The head nurse’s name was Valerie.
“I mean, you wouldn’t last ten minutes in this place.”
“Fucking bitch,” said Daisy.
“Who asked you?” Lisa pointed at Daisy.
“Gimme a cigarette,” said Daisy.
“Get your own,” said Lisa. She turned to the head nurse. “I’m going to call my lawyer.”
“Okay,” said the head nurse. She was pretty smart.
“You think I’ve got no rights? Is that what you think?”
“Should I put the call through?”
Lisa waved her arm dismissively. “Nah,” she said. “Nah, open the window.”
“Judy,” said the head nurse. This was a young blond aide we enjoyed tormenting.
“Valerie!” yelled Lisa. She called the head nurse Valerie only when she was upset. “Valerie, I want you to open my window.”
“I’m busy, Lisa.”
“I’ll call my lawyer.”
“Judy can do it.”
“I don’t want that fucking sissy cunt in my room.”
“Oh, you’re such a bore,” said the head nurse. She pressed the security buzzer that unlocked the bottom of the door and came out into the hall with us.
Lisa smiled.
To open a window, a staff person had to unlock the security screen, which was a thick impregnable mesh on a steel frame, then lift the heavy unbreakable-glass-paned window, then shut and relock the security screen. This took about three minutes, and it was hard work. It was the sort of thing aides did. When the window was open, air might make its way through the mesh of the security screen, if it was a breezy day.
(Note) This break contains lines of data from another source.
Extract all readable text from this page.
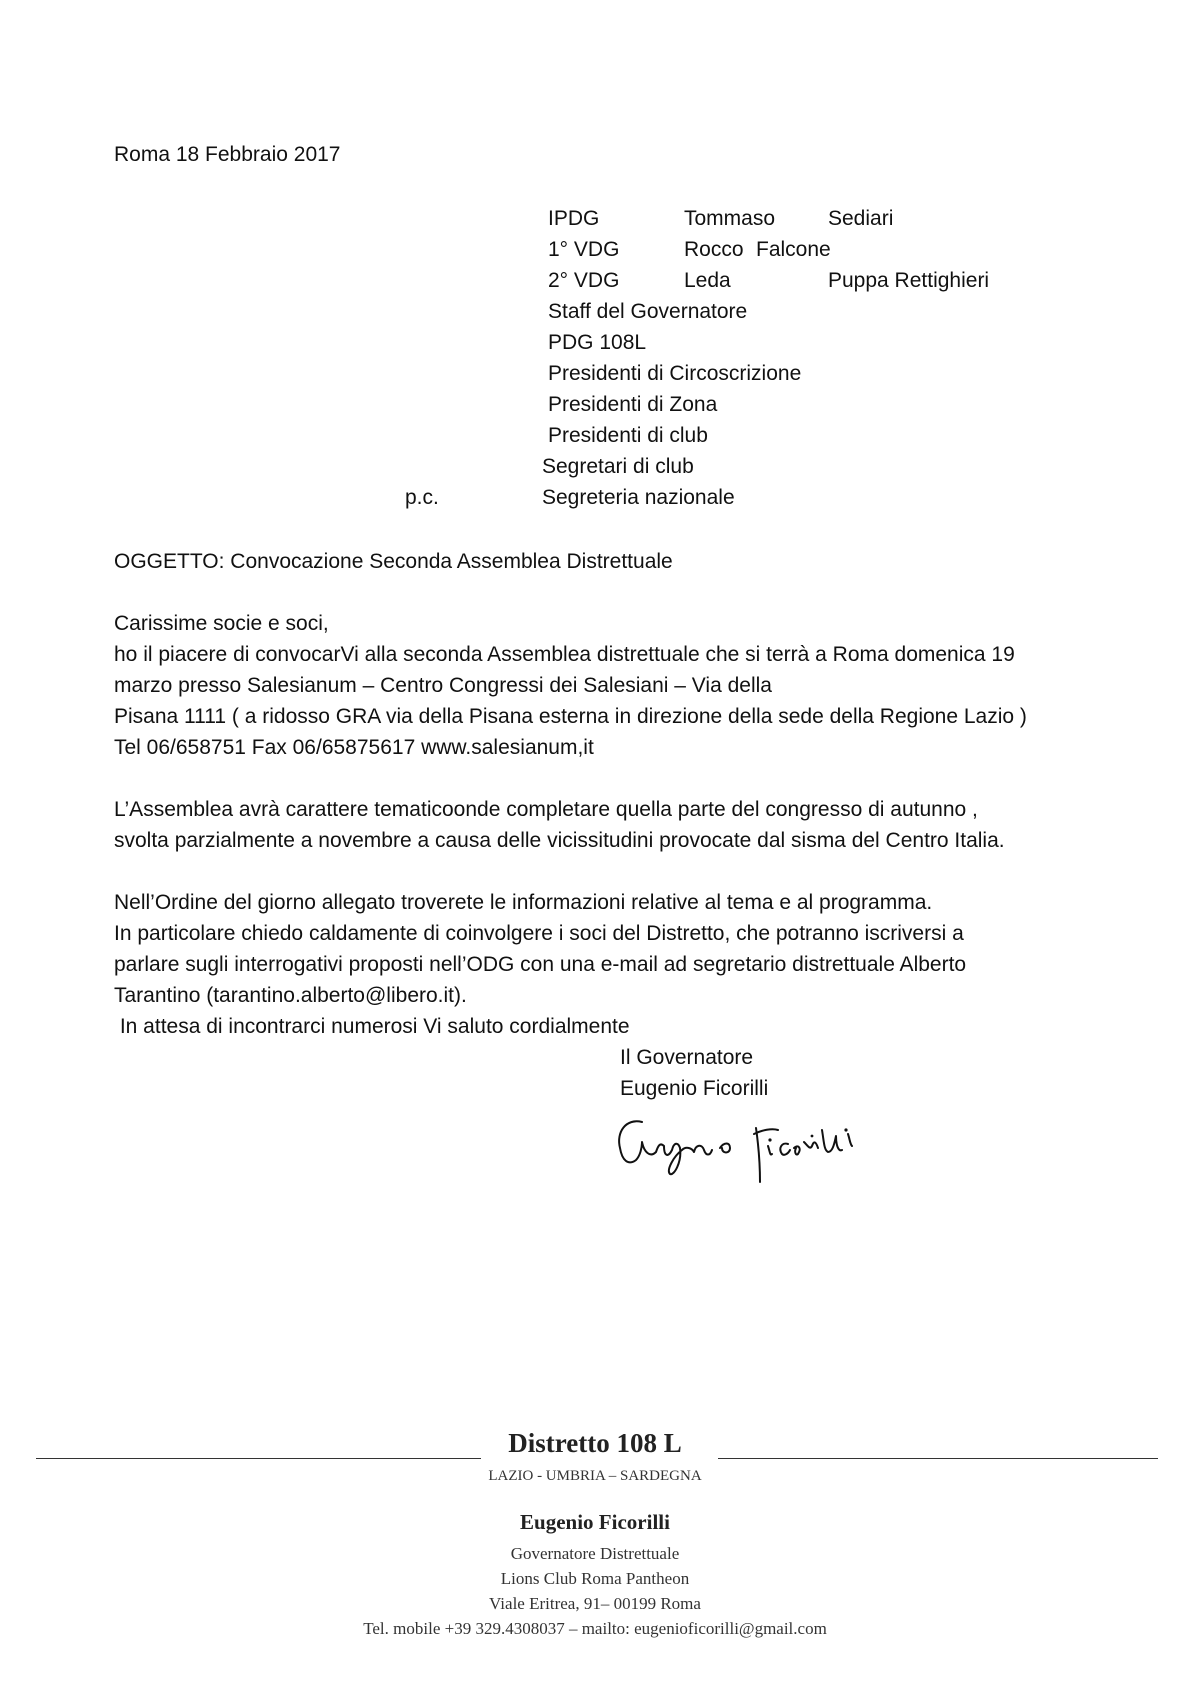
Roma 18 Febbraio 2017
IPDG	Tommaso	Sediari
1° VDG	Rocco Falcone
2° VDG	Leda	Puppa Rettighieri
Staff del Governatore
PDG 108L
Presidenti di Circoscrizione
Presidenti di Zona
Presidenti di club
Segretari di club
p.c.	Segreteria nazionale
OGGETTO: Convocazione Seconda Assemblea Distrettuale
Carissime socie e soci,
ho il piacere di convocarVi alla seconda Assemblea distrettuale che si terrà a Roma domenica 19
marzo presso Salesianum – Centro Congressi dei Salesiani – Via della
Pisana 1111 ( a ridosso GRA via della Pisana esterna in direzione della sede della Regione Lazio )
Tel 06/658751 Fax 06/65875617 www.salesianum,it
L’Assemblea avrà carattere tematicoonde completare quella parte del congresso di autunno ,
svolta parzialmente a novembre a causa delle vicissitudini provocate dal sisma del Centro Italia.
Nell’Ordine del giorno allegato troverete le informazioni relative al tema e al programma.
In particolare chiedo caldamente di coinvolgere i soci del Distretto, che potranno iscriversi a
parlare sugli interrogativi proposti nell’ODG con una e-mail ad segretario distrettuale Alberto
Tarantino (tarantino.alberto@libero.it).
In attesa di incontrarci numerosi Vi saluto cordialmente
Il Governatore
Eugenio Ficorilli
Distretto 108 L
LAZIO - UMBRIA – SARDEGNA
Eugenio Ficorilli
Governatore Distrettuale
Lions Club Roma Pantheon
Viale Eritrea, 91– 00199 Roma
Tel. mobile +39 329.4308037 – mailto: eugenioficorilli@gmail.com
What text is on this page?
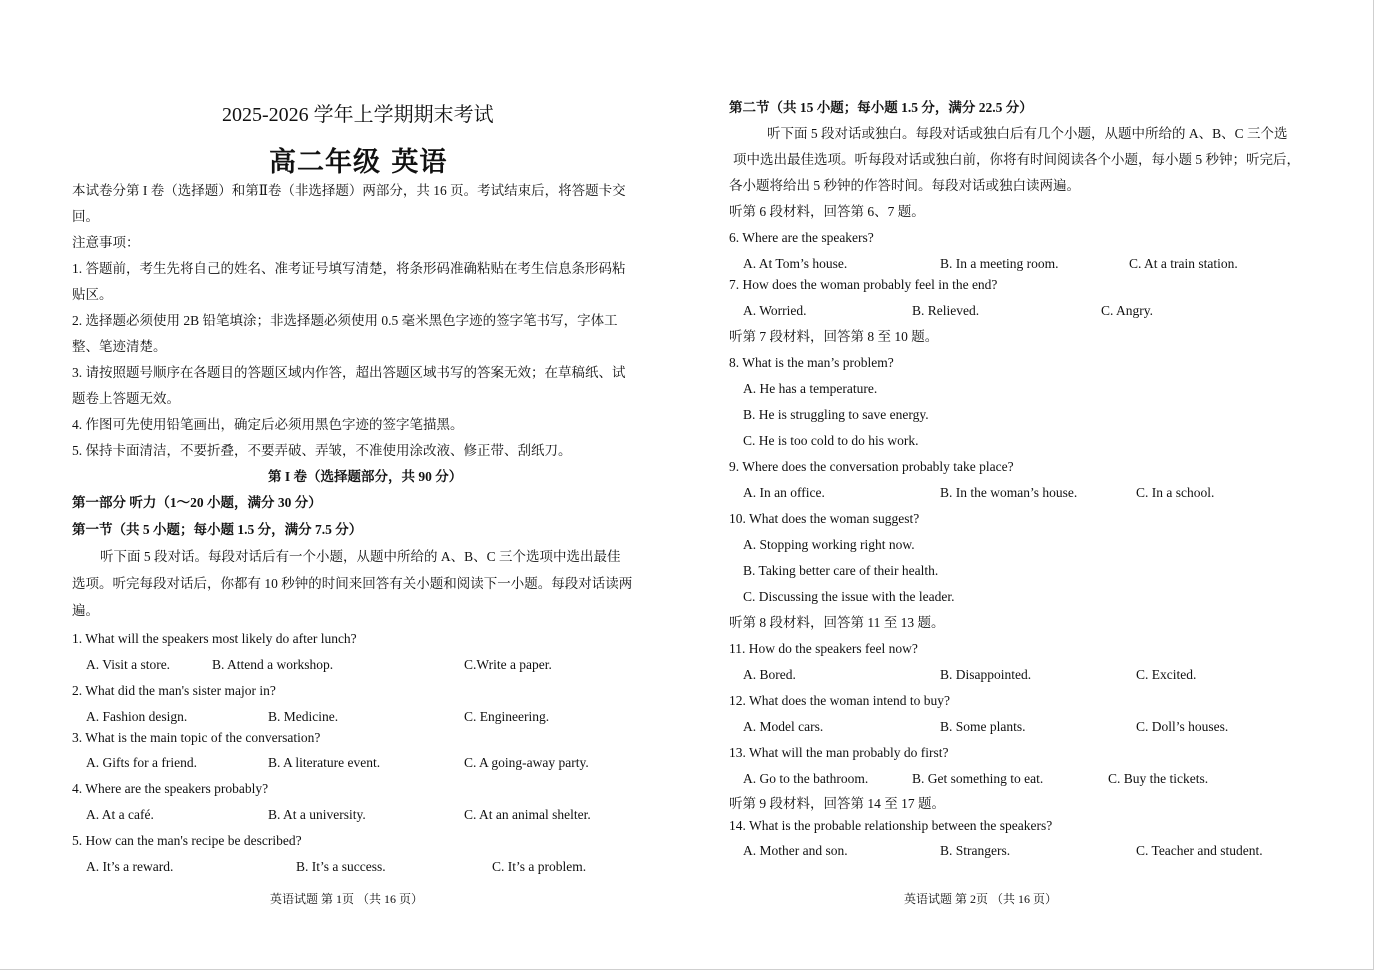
2025-2026 学年上学期期末考试
高二年级 英语
本试卷分第 I 卷（选择题）和第Ⅱ卷（非选择题）两部分，共 16 页。考试结束后，将答题卡交
回。
注意事项：
1. 答题前，考生先将自己的姓名、准考证号填写清楚，将条形码准确粘贴在考生信息条形码粘
贴区。
2. 选择题必须使用 2B 铅笔填涂；非选择题必须使用 0.5 毫米黑色字迹的签字笔书写，字体工
整、笔迹清楚。
3. 请按照题号顺序在各题目的答题区域内作答，超出答题区域书写的答案无效；在草稿纸、试
题卷上答题无效。
4. 作图可先使用铅笔画出，确定后必须用黑色字迹的签字笔描黑。
5. 保持卡面清洁，不要折叠，不要弄破、弄皱，不准使用涂改液、修正带、刮纸刀。
第 I 卷（选择题部分，共 90 分）
第一部分 听力（1～20 小题，满分 30 分）
第一节（共 5 小题；每小题 1.5 分，满分 7.5 分）
听下面 5 段对话。每段对话后有一个小题，从题中所给的 A、B、C 三个选项中选出最佳
选项。听完每段对话后，你都有 10 秒钟的时间来回答有关小题和阅读下一小题。每段对话读两
遍。
1. What will the speakers most likely do after lunch?
A. Visit a store.	B. Attend a workshop.	C.Write a paper.
2. What did the man's sister major in?
A. Fashion design.	B. Medicine.	C. Engineering.
3. What is the main topic of the conversation?
A. Gifts for a friend.	B. A literature event.	C. A going-away party.
4. Where are the speakers probably?
A. At a café.	B. At a university.	C. At an animal shelter.
5. How can the man's recipe be described?
A. It’s a reward.	B. It’s a success.	C. It’s a problem.
英语试题 第 1页 （共 16 页）
第二节（共 15 小题；每小题 1.5 分，满分 22.5 分）
听下面 5 段对话或独白。每段对话或独白后有几个小题，从题中所给的 A、B、C 三个选
项中选出最佳选项。听每段对话或独白前，你将有时间阅读各个小题，每小题 5 秒钟；听完后，
各小题将给出 5 秒钟的作答时间。每段对话或独白读两遍。
听第 6 段材料，回答第 6、7 题。
6. Where are the speakers?
A. At Tom’s house.	B. In a meeting room.	C. At a train station.
7. How does the woman probably feel in the end?
A. Worried.	B. Relieved.	C. Angry.
听第 7 段材料，回答第 8 至 10 题。
8. What is the man’s problem?
A. He has a temperature.
B. He is struggling to save energy.
C. He is too cold to do his work.
9. Where does the conversation probably take place?
A. In an office.	B. In the woman’s house.	C. In a school.
10. What does the woman suggest?
A. Stopping working right now.
B. Taking better care of their health.
C. Discussing the issue with the leader.
听第 8 段材料，回答第 11 至 13 题。
11. How do the speakers feel now?
A. Bored.	B. Disappointed.	C. Excited.
12. What does the woman intend to buy?
A. Model cars.	B. Some plants.	C. Doll’s houses.
13. What will the man probably do first?
A. Go to the bathroom.	B. Get something to eat.	C. Buy the tickets.
听第 9 段材料，回答第 14 至 17 题。
14. What is the probable relationship between the speakers?
A. Mother and son.	B. Strangers.	C. Teacher and student.
英语试题 第 2页 （共 16 页）
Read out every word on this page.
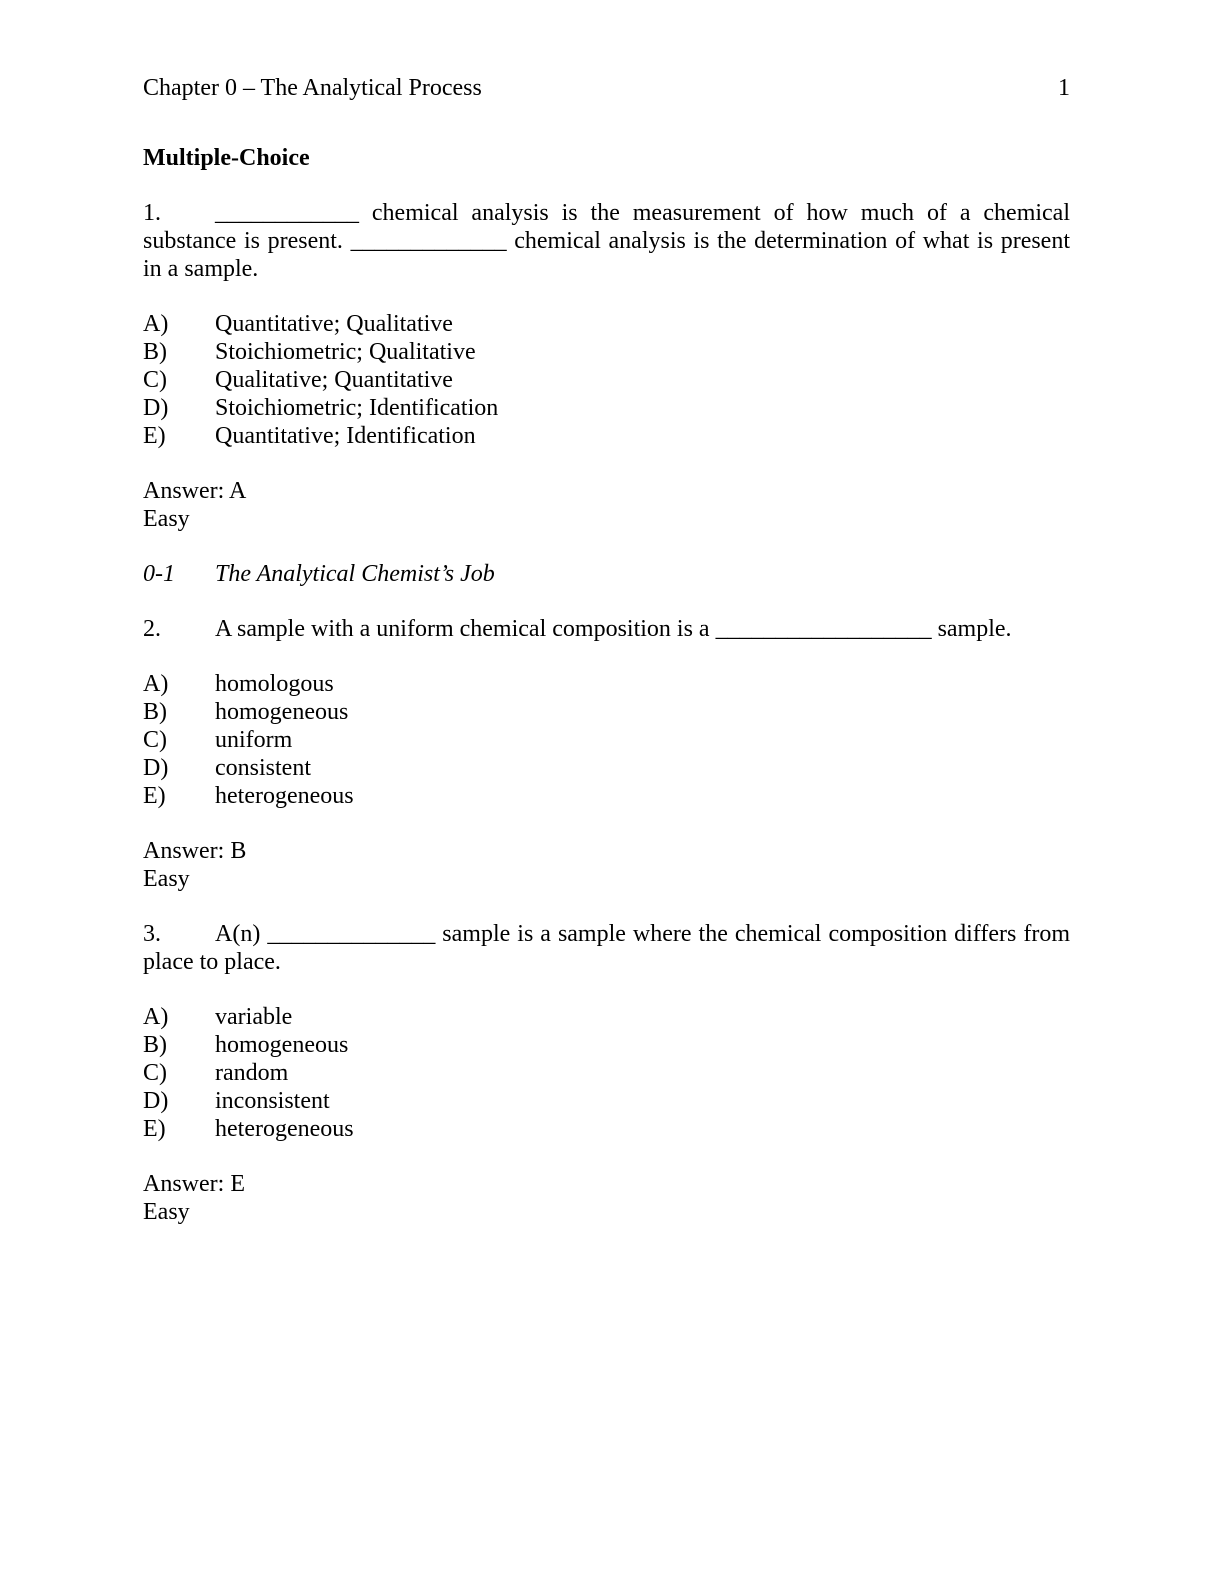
Chapter 0 – The Analytical Process	1
Multiple-Choice
1. ____________ chemical analysis is the measurement of how much of a chemical substance is present. _____________ chemical analysis is the determination of what is present in a sample.
A)	Quantitative; Qualitative
B)	Stoichiometric; Qualitative
C)	Qualitative; Quantitative
D)	Stoichiometric; Identification
E)	Quantitative; Identification
Answer: A
Easy
0-1 The Analytical Chemist’s Job
2. A sample with a uniform chemical composition is a __________________ sample.
A)	homologous
B)	homogeneous
C)	uniform
D)	consistent
E)	heterogeneous
Answer: B
Easy
3. A(n) ______________ sample is a sample where the chemical composition differs from place to place.
A)	variable
B)	homogeneous
C)	random
D)	inconsistent
E)	heterogeneous
Answer: E
Easy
The head nurse returned from Lisa’s room, a little pink from exertion. “Okay,” she said. She rapped on the nursing-station door to be buzzed back in.
Lisa lit another cigarette.
“Your window’s open,” said the head nurse.
“I’m aware of that,” said Lisa.
“You aren’t even going in there, are you?” The head nurse sighed.
“Hey, man,” said Lisa, “it passes the time,” She touched the hot end of her cigarette to her arm for a second. “I mean, that took up twenty minutes, maybe half an hour.”
The buzzer sounded, the head nurse opened the door, went inside, and leaned on the sill again.
“Yes, it does pass the time,” she said.
“Gimme a cigarette,” said Daisy.
“Get your own, bitch,” said Lisa. Then she gave her one.